So wie hier zwei Personen, die offenbar vor den Dreharbeiten wenig miteinander zu tun hatten, zu einander hin inszeniert werden, treffen auch ihre beiden Lebensgeschichten im Film zusammen, ohne dass man plötzlich unterscheiden kann, welcher plot hier noch in einem Drehbuch stand und welcher aus ihren Persönlichkeiten heraus eine ganz eigene, natürliche Dynamik und Geschichte entwickelt.

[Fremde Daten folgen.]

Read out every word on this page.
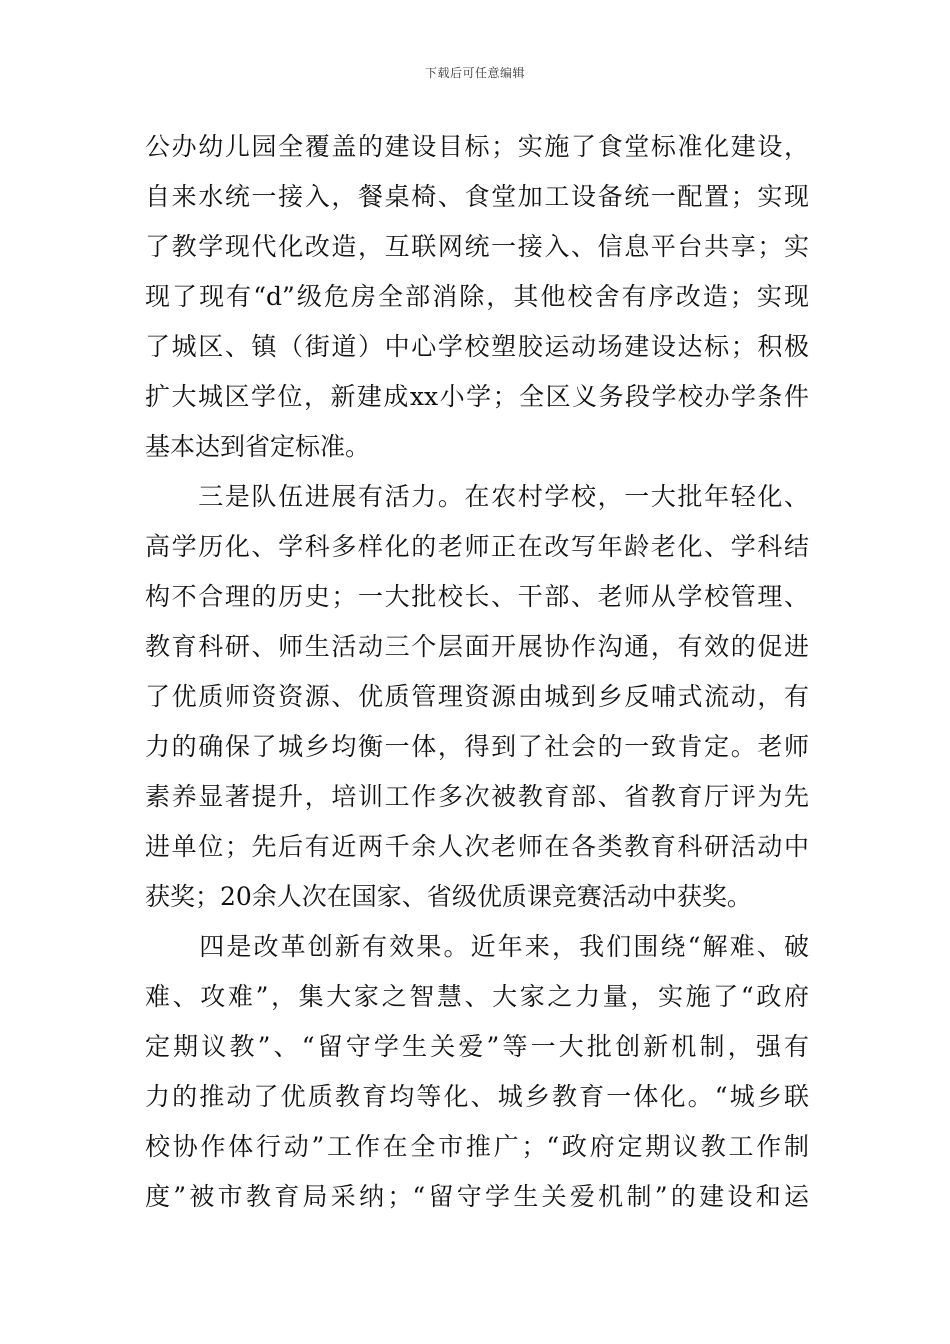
下载后可任意编辑
公办幼儿园全覆盖的建设目标；实施了食堂标准化建设，
自来水统一接入，餐桌椅、食堂加工设备统一配置；实现
了教学现代化改造，互联网统一接入、信息平台共享；实
现了现有“d”级危房全部消除，其他校舍有序改造；实现
了城区、镇（街道）中心学校塑胶运动场建设达标；积极
扩大城区学位，新建成xx小学；全区义务段学校办学条件
基本达到省定标准。
　　三是队伍进展有活力。在农村学校，一大批年轻化、
高学历化、学科多样化的老师正在改写年龄老化、学科结
构不合理的历史；一大批校长、干部、老师从学校管理、
教育科研、师生活动三个层面开展协作沟通，有效的促进
了优质师资资源、优质管理资源由城到乡反哺式流动，有
力的确保了城乡均衡一体，得到了社会的一致肯定。老师
素养显著提升，培训工作多次被教育部、省教育厅评为先
进单位；先后有近两千余人次老师在各类教育科研活动中
获奖；20余人次在国家、省级优质课竞赛活动中获奖。
　　四是改革创新有效果。近年来，我们围绕“解难、破
难、攻难”，集大家之智慧、大家之力量，实施了“政府
定期议教”、“留守学生关爱”等一大批创新机制，强有
力的推动了优质教育均等化、城乡教育一体化。“城乡联
校协作体行动”工作在全市推广；“政府定期议教工作制
度”被市教育局采纳；“留守学生关爱机制”的建设和运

Denn durch ihre gestalterischen Freiheiten werden Luzy und Dietmar zu Machern eines „authentischen“ Films, weil dessen Geschichte beider Leben (oder das, was beide für ihre Biografie halten) schrieb und weil sich diese Biografien in ihren, auch den von ihnen gespielten, Charakteren manifestieren. Und sie verschmelzen vor der Kamera ihre Erfahrungen, ihre Sehnsüchte, ihre unreflektierten Werte und Normen mit fiktiven Vorbildern und Liebesgeschichten-Klischees. Schliesslich wird aus beidem ein Film: Aus dem Kitschroman vom Glück und dem realen Leben in der BRD Anfang der 70er.  

 

Das macht „Die Bettwurst“ zu einem – sieht man einmal von reinen Dokumentarfilmen ab – der seltenen (bundesrepublikanischen) Spielfilm-Zeugnisse privater, aber einzigartigerweise auch überhaupt kleinbürgerlicher Verhältnisse und Vorstellungen,- eigentlich in seiner Art nur vergleichbar mit Fassbinders „Warum läuft Herr R. Amok?“ von 1969 und mit dem 1970 von einem Frankfurter Autorenkollektiv produzierten „Zwickel auf Bizyckel“, welcher erst 1998 fertiggestellt wurde und in die Kinos kam.Bemerkenswert ist, dass alle drei Filme innerhalb von drei Jahren entstanden.

 

Erst der 2001 von Ulrich Seidl in Österreich gedrehte Film „Hundstage“, worin Laiendarstellern ein ähnlich großer Freiraum für Improvisationen gelassen wurde, arbeitet wieder mit dieser lebensnahen Integration des Privatesten der Darsteller in den Film.

 

Die „Bettwurst“ um die es sich hier dreht, ist übrigens ein wurstförmiges Nackenstützkissen, das Dietmar von seiner Luzy zu Weihnachten geschenkt bekommt, und eben eines der vielen nützlichen und geschmacklosen Accessoires, die die Ordnung dieser betulichen zweisamen kleinen Welt zum „Himmelreich“ werden lassen.

 

„Das erste Mal, wo ich jetzt so richtig glücklich bin: So eine nette Frau, und so eine warmherzige, warmblütige Frau.“

 

Luzy und Dietmar sind unaussprechlich peinlich und unfreiwillig komisch – was nicht wenig zum allgemeinen Erfolg der „Bettwurst“, Praunheims viertem und bis heute (neben „Nicht der Homosexuelle ist pervers, sondern die Situation, in der er lebt“ (1971)) bekanntestem Film beigetragen haben mag. Und doch stellt der Film seine Darsteller nicht bloß. Er denunziert sie nicht. Er nimmt an ihnen und ihren geschmacklichen Perversionen (fast masochistischen) Anteil und nimmt sie in jeder Beziehung ernst, weil sich auch von Praunheim wirklich gnadenlos und restlos für Luzy und Dietmar interessiert. Jedenfalls hat den beiden die allseits gelobte Uraufführung im ZDF 1971 nicht den Spaß an ihrer „Bettwurst“ verdorben, denn in von Praunheims „Berliner Bettwurst“ erfuhr die Geschichte von Dietmar und Luzy 1974 eine Fortsetzung. Und das Progressive Rock-Konzeptalbum zum Film gibt es seit dem Jahr 2000 endlich auch: Inquire: „The Neck Pillow“.

 

Andreas Thomas, 17.3.2003

 

Dieser Text ist nur in der filmzentrale erschienen.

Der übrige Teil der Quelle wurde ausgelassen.